To the surprise of no-one, Nvidia has today finally and officially confirmed the existence of the GTX 1070 Ti, which is available to order now starting at £419 including VAT.
Slotting in, naturally, between the GTX 1070 and GTX 1080, the new card has its sights fixed on the AMD Radeon RX Vega 56. It is based on the same 314mm2, 16nm, 7.2bn-transistor GP104 Pascal GPU as the two Nvidia cards it falls between. One of the 20 onboard streaming multiprocessors, however, will be disabled, leaving us with 2,432 cores and 152 texture units compared to 2,560 on the fully-enabled GTX 1080. The 64 ROPs and 2MB L2 cache remain intact, and the GPU will come with a base clock of 1,607MHz – same as GTX 1080 – and a boost clock of 1,683MHz.
While the GPU configuration is thus much closer to GTX 1080 than GTX 1070, when it comes to memory the GTX 1070 Ti matches the latter card. Its 8GB frame buffer is made up of GDDR5 rather than the faster GDDR5X that the GTX 1080 uses. The default memory speed is 8Gbps effective again, making 256GB/s of available memory bandwidth over the 256-bit interface. The GTX 1070 Ti also shares the GTX 1080's 180W TDP.
With these specifications, the card targets 1440p gameplay with all the settings cranked up. It will also be more than capable in current VR titles. Nvidia says that it offers twice the performance of the well-received GTX 970, evidently in a bid to compel owners of said card to consider the upgrade.
That upgrade is set to cost at least £419, with Nvidia promising that partners including MSI, Zotac, Palit, and Asus will all have cards available at the MSRP. Of course, plenty of the usual partners will also have more lavish designs with price tags to match.

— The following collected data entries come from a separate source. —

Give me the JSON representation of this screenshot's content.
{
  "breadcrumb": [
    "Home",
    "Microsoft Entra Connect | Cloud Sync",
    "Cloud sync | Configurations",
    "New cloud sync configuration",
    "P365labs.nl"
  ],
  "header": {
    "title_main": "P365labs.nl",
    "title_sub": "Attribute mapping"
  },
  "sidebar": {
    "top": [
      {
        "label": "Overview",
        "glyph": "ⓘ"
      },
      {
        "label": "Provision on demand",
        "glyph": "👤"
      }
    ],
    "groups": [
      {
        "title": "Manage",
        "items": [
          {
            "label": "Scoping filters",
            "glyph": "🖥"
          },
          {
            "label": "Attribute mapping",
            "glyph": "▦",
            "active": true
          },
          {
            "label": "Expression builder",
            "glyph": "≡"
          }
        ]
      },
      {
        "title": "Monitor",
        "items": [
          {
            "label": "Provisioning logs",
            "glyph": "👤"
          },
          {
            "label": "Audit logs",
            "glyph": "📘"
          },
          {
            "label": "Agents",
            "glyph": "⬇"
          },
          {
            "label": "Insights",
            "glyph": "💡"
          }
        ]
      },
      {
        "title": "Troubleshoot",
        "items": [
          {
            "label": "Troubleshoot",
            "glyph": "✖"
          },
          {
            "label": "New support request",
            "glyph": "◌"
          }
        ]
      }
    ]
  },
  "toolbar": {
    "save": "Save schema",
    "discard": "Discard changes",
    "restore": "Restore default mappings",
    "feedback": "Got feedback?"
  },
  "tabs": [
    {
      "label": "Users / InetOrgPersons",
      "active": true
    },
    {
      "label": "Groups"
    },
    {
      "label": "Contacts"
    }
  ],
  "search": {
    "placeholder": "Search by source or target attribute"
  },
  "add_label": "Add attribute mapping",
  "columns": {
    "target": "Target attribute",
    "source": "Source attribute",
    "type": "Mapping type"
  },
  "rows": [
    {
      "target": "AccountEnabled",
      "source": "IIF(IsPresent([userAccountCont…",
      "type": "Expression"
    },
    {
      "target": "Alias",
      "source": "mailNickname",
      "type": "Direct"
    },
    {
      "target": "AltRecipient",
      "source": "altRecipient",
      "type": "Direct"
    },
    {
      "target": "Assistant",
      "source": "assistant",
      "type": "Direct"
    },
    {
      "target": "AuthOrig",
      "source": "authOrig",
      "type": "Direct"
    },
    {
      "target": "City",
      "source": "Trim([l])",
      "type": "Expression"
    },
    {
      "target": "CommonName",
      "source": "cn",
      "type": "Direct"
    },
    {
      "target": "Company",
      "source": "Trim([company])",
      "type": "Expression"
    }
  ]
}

As with the GTX 1070 and GTX 1080, Nvidia will be producing a Founders Edition card, also available at the MSRP. It features the iconic silver and black aluminium heatsink with copper vapour chamber and single radial fan. This cooler has been used on 250W parts (the GTX 1080 Ti, for example), and Nvidia is promising that the additional thermal headroom the cooler provides will result in plenty of overclocking headroom. Helping this along is the same five-phase dual-FET power supply debuted with the GTX 1080. Display outputs, as usual, are three DisplayPort 1.4 outputs, one HDMI 2.0b port, and a dual-link DVI-D connection, and power comes in via a single eight-pin PCIe connection.
Cards should be available to pre-order now, but they will not start shipping until November 2nd. This is also the date when performance numbers and reviews will be greenlit to go live, so check back then for the full lowdown on the new card.